A better, probably optimal (and even simpler) schema:

Let our "channel" simply pick the maximum of the pair when $X_n=1$, the minimum otherwise. This is channel with two inputs and $n$ outputs. The transition matrix is given by the probability of the extrema:

$$P(Y = y \mid X = 1) = \frac{2 (y-1)}{n (n-1)} =g(y;n)$$

while for $P(Y = y \mid X = 0)$ we have the symmetric distribution.

Then the capacity of this (weakly symmetric) channel is

$$C=\log(n) - H(g(y;n))$$

where $H(g(y;n))=h_T(n-1)$ is the entropy of a triangular distribution with $n-1$ positive values. Calling $s=\frac{2}{n(n-1)}$

$$h_T(n-1)= -s \left( \log s \sum_{k=1}^{n-1} k + \sum_{k=1}^{n-1} k \log k\right)\\ =- \log s + s \log({\mathcal H}(n-1))$$

where ${\mathcal H}$ is the hyperfactorial.

The capacity decreases asymptotically (and very slowly) to $C_{\infty}=1-\frac{\log e}{2}\approx 0.2786$ bits (this agrees with enthdegree's value).

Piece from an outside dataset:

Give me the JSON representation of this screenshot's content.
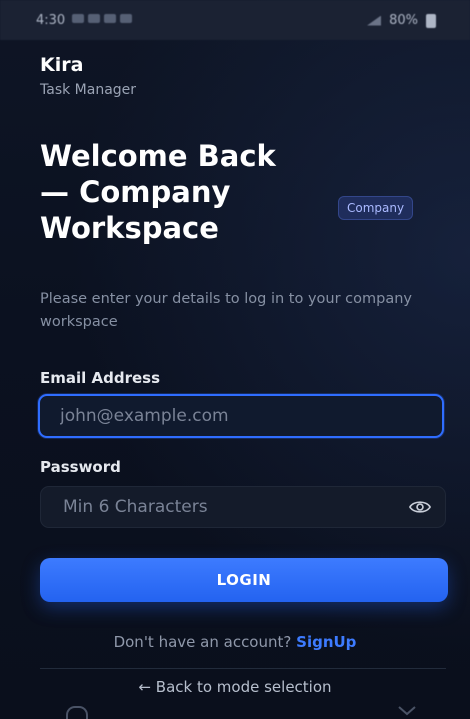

enter image description here

BTW: The $n=3$ case is, in this scheme, esentially a binary erasure channel, with $p_e=1/3$ and $C=2/3$ bits. A zero-error code with this rate (but unbounded length) can be built (rather trivially) if (and only if) we have feedback. But in this case the "feedback" is inside this virtual channel, so it would be feasible (as noted by Henning Makholm).